Why did you bring me here, to your house? Why do you have children? I hate you for lying. But the truth hurts more than the betrayal would have. I had to cry, because I was frustrated. I’m a bad person. But I don’t want to hurt anybody. Maybe at the back of my mind I’d known all along. But thinking and hearing are two different things, and why did you bring me here? I’ll have sex with you because I’m not sure what else to do. Its easy. It’s my get out of jail for free card. If I’m making you happy I can forget how unhappy I am right now.  


A dumb, horrid, wretch gets on her knees. Because that's where its better to be. Eyes closed and choking. A black mass riddled with panic, but its too late to go back now, so I forget myself and enjoy it. 
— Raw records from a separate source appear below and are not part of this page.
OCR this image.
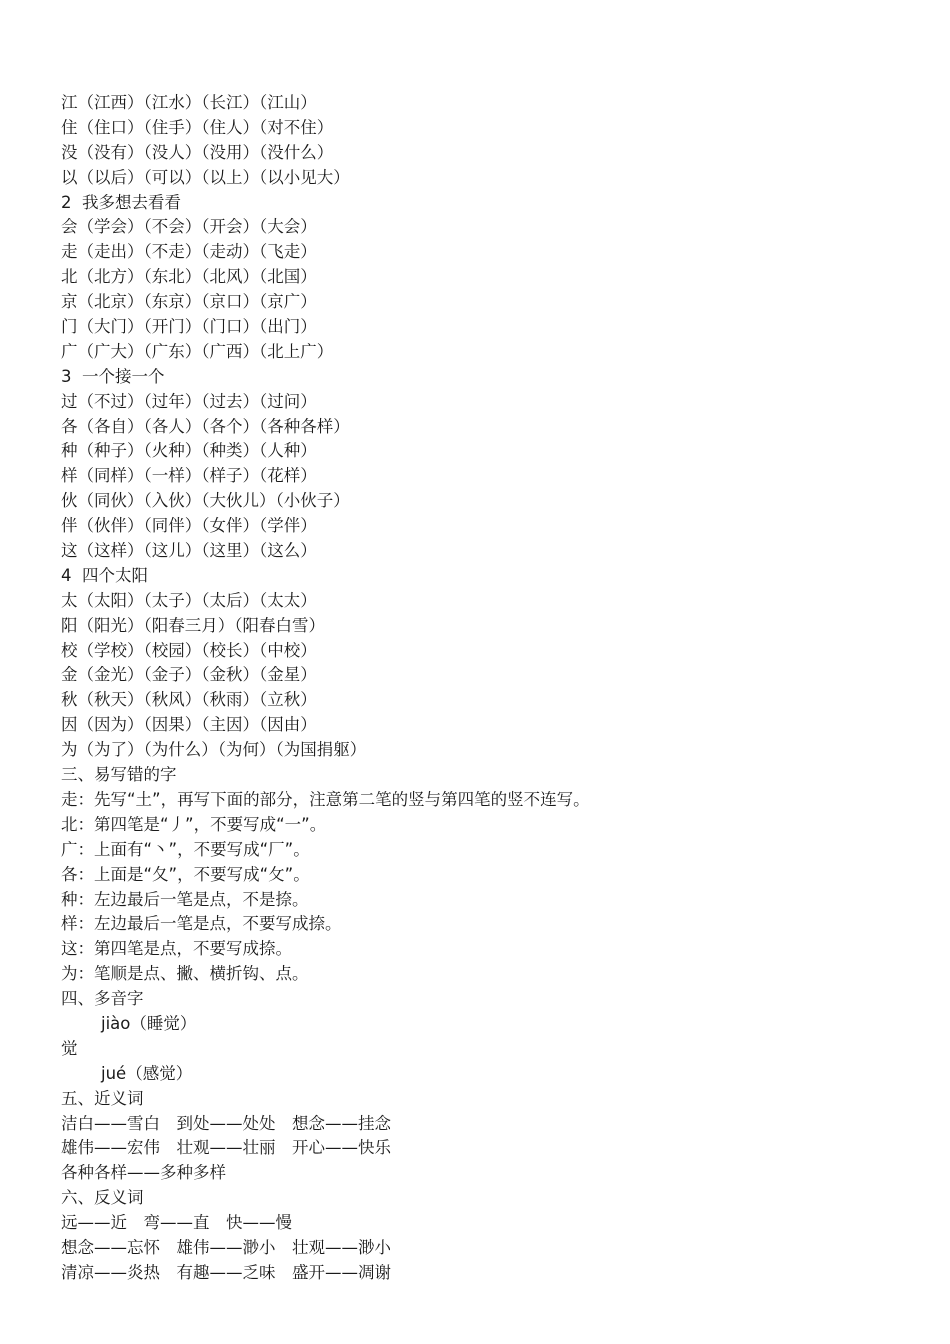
江（江西）（江水）（长江）（江山）
住（住口）（住手）（住人）（对不住）
没（没有）（没人）（没用）（没什么）
以（以后）（可以）（以上）（以小见大）
2  我多想去看看
会（学会）（不会）（开会）（大会）
走（走出）（不走）（走动）（飞走）
北（北方）（东北）（北风）（北国）
京（北京）（东京）（京口）（京广）
门（大门）（开门）（门口）（出门）
广（广大）（广东）（广西）（北上广）
3  一个接一个
过（不过）（过年）（过去）（过问）
各（各自）（各人）（各个）（各种各样）
种（种子）（火种）（种类）（人种）
样（同样）（一样）（样子）（花样）
伙（同伙）（入伙）（大伙儿）（小伙子）
伴（伙伴）（同伴）（女伴）（学伴）
这（这样）（这儿）（这里）（这么）
4  四个太阳
太（太阳）（太子）（太后）（太太）
阳（阳光）（阳春三月）（阳春白雪）
校（学校）（校园）（校长）（中校）
金（金光）（金子）（金秋）（金星）
秋（秋天）（秋风）（秋雨）（立秋）
因（因为）（因果）（主因）（因由）
为（为了）（为什么）（为何）（为国捐躯）
三、易写错的字
走：先写“土”，再写下面的部分，注意第二笔的竖与第四笔的竖不连写。
北：第四笔是“丿”，不要写成“一”。
广：上面有“丶”，不要写成“厂”。
各：上面是“夂”，不要写成“攵”。
种：左边最后一笔是点，不是捺。
样：左边最后一笔是点，不要写成捺。
这：第四笔是点，不要写成捺。
为：笔顺是点、撇、横折钩、点。
四、多音字
jiào（睡觉）
觉
jué（感觉）
五、近义词
洁白——雪白　到处——处处　想念——挂念
雄伟——宏伟　壮观——壮丽　开心——快乐
各种各样——多种多样
六、反义词
远——近　弯——直　快——慢
想念——忘怀　雄伟——渺小　壮观——渺小
清凉——炎热　有趣——乏味　盛开——凋谢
It works because you let me do what I want, you let me sit on your lap and rock away like a chair with a loose leg. You don’t demand me, you just enjoy me. All the sensation I give you, a plausible passing fantasy, who sits against your pelvis like a poor postured rider, indulging herself on the muscle and bone. 
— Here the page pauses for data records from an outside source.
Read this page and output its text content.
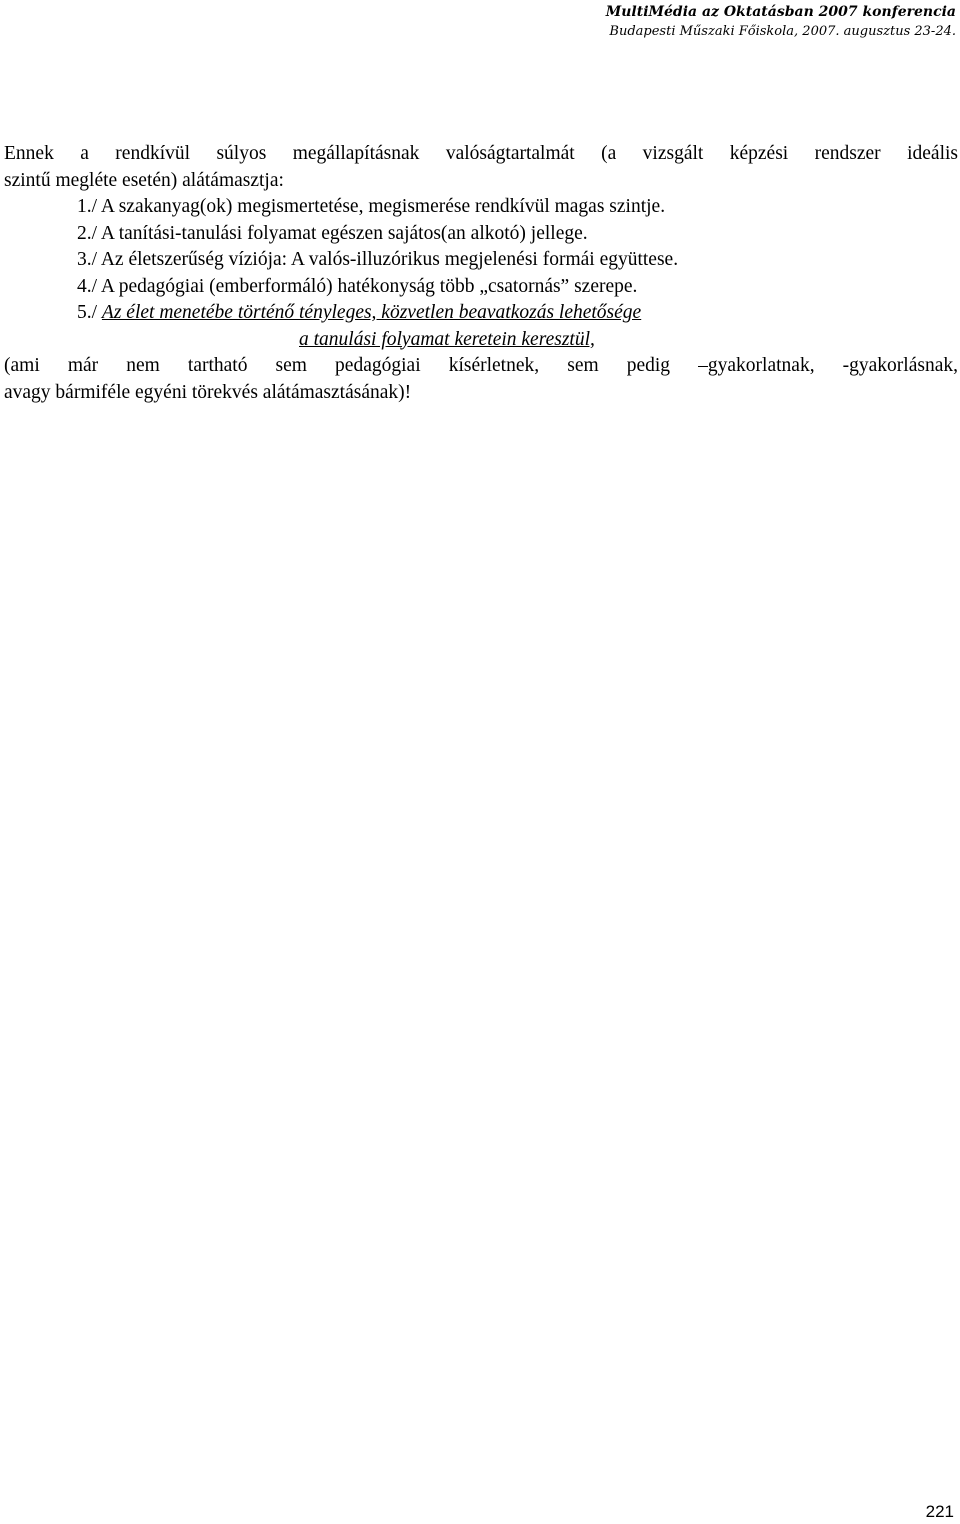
MultiMédia az Oktatásban 2007 konferencia
Budapesti Műszaki Főiskola, 2007. augusztus 23-24.
Ennek a rendkívül súlyos megállapításnak valóságtartalmát (a vizsgált képzési rendszer ideális
szintű megléte esetén) alátámasztja:
1./ A szakanyag(ok) megismertetése, megismerése rendkívül magas szintje.
2./ A tanítási-tanulási folyamat egészen sajátos(an alkotó) jellege.
3./ Az életszerűség víziója: A valós-illuzórikus megjelenési formái együttese.
4./ A pedagógiai (emberformáló) hatékonyság több „csatornás” szerepe.
5./ Az élet menetébe történő tényleges, közvetlen beavatkozás lehetősége
a tanulási folyamat keretein keresztül,
(ami már nem tartható sem pedagógiai kísérletnek, sem pedig –gyakorlatnak, -gyakorlásnak,
avagy bármiféle egyéni törekvés alátámasztásának)!
221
You are very sweet of course. A product of a poor past, but content in the way that age brings that kind of beaten down satisfaction with ones self. I like your ribs, your thighs, the tight tendons in your neck, your shivering skin. You don’t know what you like. Has no one ever asked? I lay on my back. Stretched and aching, the muscles tight in my thighs. You felt big between my legs and you came as a purred softly into the darkness that you were hurting me.